Masada is a rugged natural fortress, of majestic beauty, in the Judaean Desert overlooking the Dead Sea. It is a symbol of the ancient kingdom of Israel, its violent destruction and the last stand of Jewish patriots in the face of the Roman army, in 73 AD. It was built as a palace complex, in the classic style of the early Roman Empire, by Herod the Great, King of Judaea, (reigned 37 -- 4 BC). The camps, fortifications and attack ramp that encircle the monument constitute the most complete Roman siege works surviving to the present day.
Day 1 (L/D)
Depart from Ashdod port and descend 1,400 feet to the lowest place on the surface of our planet -- the Dead Sea, in the Judean Desert. Visit the Masada Fortress located a little to the north of ancient Sodom. The mountain fortress of Masada looms high above the Dead Sea's desolated landscape. It has often been described as the most spectacular archaeological site in Israel. Here King Herod built a luxurious refuge complete with magnificent palaces, swimming pools and excavated rock cisterns to provide water supplies. Around AD 73, after a long Roman siege, more than 950 Jews took their own lives at Masada rather than face retaliation and a future of slavery. A cable car will convey you to the summit for a walk around the site of this last stand. Among the fascinating sights are the wall, bathhouses, upper palace, synagogue, church cisterns, western palace, Roman ramp and swimming pool. Re-board the coach and drive to Ein Bokek in time for lunch at a hotel on the shores of the Dead Sea. After lunch, take a swim in these waters that are so mineral-rich, you can't sink. After your Dead Sea experience, drive north past Jericho and Qumran. Take a picture of the caves where the Dead Sea Scrolls were discovered in 1947.

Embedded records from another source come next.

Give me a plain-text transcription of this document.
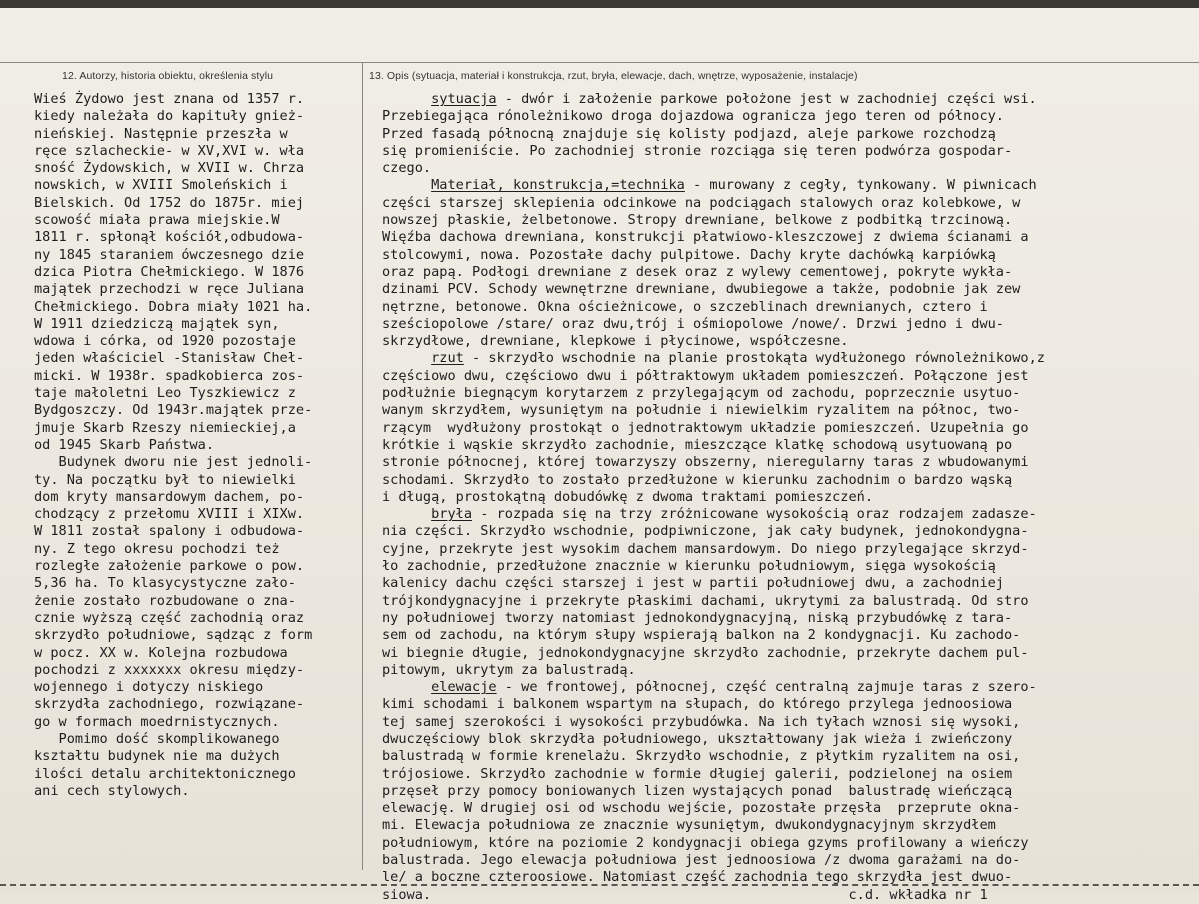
12. Autorzy, historia obiektu, określenia stylu	13. Opis (sytuacja, materiał i konstrukcja, rzut, bryła, elewacje, dach, wnętrze, wyposażenie, instalacje)
Wieś Żydowo jest znana od 1357 r.
kiedy należała do kapituły gnież-
nieńskiej. Następnie przeszła w
ręce szlacheckie- w XV,XVI w. wła
sność Żydowskich, w XVII w. Chrza
nowskich, w XVIII Smoleńskich i
Bielskich. Od 1752 do 1875r. miej
scowość miała prawa miejskie.W
1811 r. spłonął kościół,odbudowa-
ny 1845 staraniem ówczesnego dzie
dzica Piotra Chełmickiego. W 1876
majątek przechodzi w ręce Juliana
Chełmickiego. Dobra miały 1021 ha.
W 1911 dziedziczą majątek syn,
wdowa i córka, od 1920 pozostaje
jeden właściciel -Stanisław Cheł-
micki. W 1938r. spadkobierca zos-
taje małoletni Leo Tyszkiewicz z
Bydgoszczy. Od 1943r.majątek prze-
jmuje Skarb Rzeszy niemieckiej,a
od 1945 Skarb Państwa.
Budynek dworu nie jest jednoli-
ty. Na początku był to niewielki
dom kryty mansardowym dachem, po-
chodzący z przełomu XVIII i XIXw.
W 1811 został spalony i odbudowa-
ny. Z tego okresu pochodzi też
rozległe założenie parkowe o pow.
5,36 ha. To klasycystyczne zało-
żenie zostało rozbudowane o zna-
cznie wyższą część zachodnią oraz
skrzydło południowe, sądząc z form
w pocz. XX w. Kolejna rozbudowa
pochodzi z xxxxxxx okresu między-
wojennego i dotyczy niskiego
skrzydła zachodniego, rozwiązane-
go w formach moedrnistycznych.
Pomimo dość skomplikowanego
kształtu budynek nie ma dużych
ilości detalu architektonicznego
ani cech stylowych.
sytuacja - dwór i założenie parkowe położone jest w zachodniej części wsi.
Przebiegająca rónoleżnikowo droga dojazdowa ogranicza jego teren od północy.
Przed fasadą północną znajduje się kolisty podjazd, aleje parkowe rozchodzą
się promieniście. Po zachodniej stronie rozciąga się teren podwórza gospodar-
czego.
Materiał, konstrukcja,=technika - murowany z cegły, tynkowany. W piwnicach
części starszej sklepienia odcinkowe na podciągach stalowych oraz kolebkowe, w
nowszej płaskie, żelbetonowe. Stropy drewniane, belkowe z podbitką trzcinową.
Więźba dachowa drewniana, konstrukcji płatwiowo-kleszczowej z dwiema ścianami a
stolcowymi, nowa. Pozostałe dachy pulpitowe. Dachy kryte dachówką karpiówką
oraz papą. Podłogi drewniane z desek oraz z wylewy cementowej, pokryte wykła-
dzinami PCV. Schody wewnętrzne drewniane, dwubiegowe a także, podobnie jak zew
nętrzne, betonowe. Okna ościeżnicowe, o szczeblinach drewnianych, cztero i
sześciopolowe /stare/ oraz dwu,trój i ośmiopolowe /nowe/. Drzwi jedno i dwu-
skrzydłowe, drewniane, klepkowe i płycinowe, współczesne.
rzut - skrzydło wschodnie na planie prostokąta wydłużonego równoleżnikowo,z
częściowo dwu, częściowo dwu i półtraktowym układem pomieszczeń. Połączone jest
podłużnie biegnącym korytarzem z przylegającym od zachodu, poprzecznie usytuo-
wanym skrzydłem, wysuniętym na południe i niewielkim ryzalitem na północ, two-
rzącym  wydłużony prostokąt o jednotraktowym układzie pomieszczeń. Uzupełnia go
krótkie i wąskie skrzydło zachodnie, mieszczące klatkę schodową usytuowaną po
stronie północnej, której towarzyszy obszerny, nieregularny taras z wbudowanymi
schodami. Skrzydło to zostało przedłużone w kierunku zachodnim o bardzo wąską
i długą, prostokątną dobudówkę z dwoma traktami pomieszczeń.
bryła - rozpada się na trzy zróżnicowane wysokością oraz rodzajem zadasze-
nia części. Skrzydło wschodnie, podpiwniczone, jak cały budynek, jednokondygna-
cyjne, przekryte jest wysokim dachem mansardowym. Do niego przylegające skrzyd-
ło zachodnie, przedłużone znacznie w kierunku południowym, sięga wysokością
kalenicy dachu części starszej i jest w partii południowej dwu, a zachodniej
trójkondygnacyjne i przekryte płaskimi dachami, ukrytymi za balustradą. Od stro
ny południowej tworzy natomiast jednokondygnacyjną, niską przybudówkę z tara-
sem od zachodu, na którym słupy wspierają balkon na 2 kondygnacji. Ku zachodo-
wi biegnie długie, jednokondygnacyjne skrzydło zachodnie, przekryte dachem pul-
pitowym, ukrytym za balustradą.
elewacje - we frontowej, północnej, część centralną zajmuje taras z szero-
kimi schodami i balkonem wspartym na słupach, do którego przylega jednoosiowa
tej samej szerokości i wysokości przybudówka. Na ich tyłach wznosi się wysoki,
dwuczęściowy blok skrzydła południowego, ukształtowany jak wieża i zwieńczony
balustradą w formie krenelażu. Skrzydło wschodnie, z płytkim ryzalitem na osi,
trójosiowe. Skrzydło zachodnie w formie długiej galerii, podzielonej na osiem
przęseł przy pomocy boniowanych lizen wystających ponad  balustradę wieńczącą
elewację. W drugiej osi od wschodu wejście, pozostałe przęsła  przeprute okna-
mi. Elewacja południowa ze znacznie wysuniętym, dwukondygnacyjnym skrzydłem
południowym, które na poziomie 2 kondygnacji obiega gzyms profilowany a wieńczy
balustrada. Jego elewacja południowa jest jednoosiowa /z dwoma garażami na do-
le/ a boczne czteroosiowe. Natomiast część zachodnia tego skrzydła jest dwuo-
siowa.                                                   c.d. wkładka nr 1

You will stay overnight either in Jerusalem or Tel Aviv. After checking in at the hotel, enjoy dinner. Depending on the hotel's location, you'll take an evening drive either through Jerusalem or Tel Aviv. If in Jerusalem, you'll see the magnificently illuminated Old Town walls and enjoy a moonlit visit to the Western (or Wailing) Wall with a chance to touch the stones. If in Tel Aviv, you'll see the beautiful Old Port of Jaffa whose character remains completely intact and along modern Tel Aviv's Rothschild Boulevard and seafront promenade. Dinner and Overnight at the Inbal Jerusalem Hotel (or similar) after an exciting and memorable day.
Day 2 (B/L)
After breakfast and hotel check-out, you'll drive to Jerusalem. Familiar names will catch your attention all along the way. Upon arrival in the capital, begin with a magnificent view over the Golden City from atop the Mount Scopus. Then walk through Garden of Gethsemane where Jesus spent the last moments before his arrest. Early Christians were already holding gatherings here before the first church was built around AD 380. Visit the beautiful church that is here today and see some of the oldest olive trees remaining in Jerusalem. Re-board your coach for the short drive to Mt Zion and a visit to the Room of the Last Supper and walk by King David's Tomb. Enter the Old City on foot via Zion Gate and walk through the Jewish Quarter and the Roman Cardo to the Church of the Holy Sepulcher, built on the site of Christ's resurrection. The original vast sanctuary built here by Emperor Constantine was destroyed centuries later, but a replacement was eventually rebuilt by the Crusaders. Inside the church you will see the last five Stations of the Cross. Walk through the colorful bazaar to the Jaffa Gate. After lunch, drive to Bethlehem and visit the Church of Nativity -- built above the place Christ is said to have been born. The actual Cave of the Nativity is a small crypt with a vaulted masonry roof. Poor Bethlehem families used the rocky hollows of the region as stables or dwellings, so the tradition that places the Nativity in a cave is not at odds with the story of the Manger. On your way out of Bethlehem, you will have an opportunity to shop for souvenirs before you return to the ship.
Please note: Bring your passport when visiting Bethlehem. Use of an audio headset (included) will enhance your tour experience. All meals are included unless specifically noted otherwise.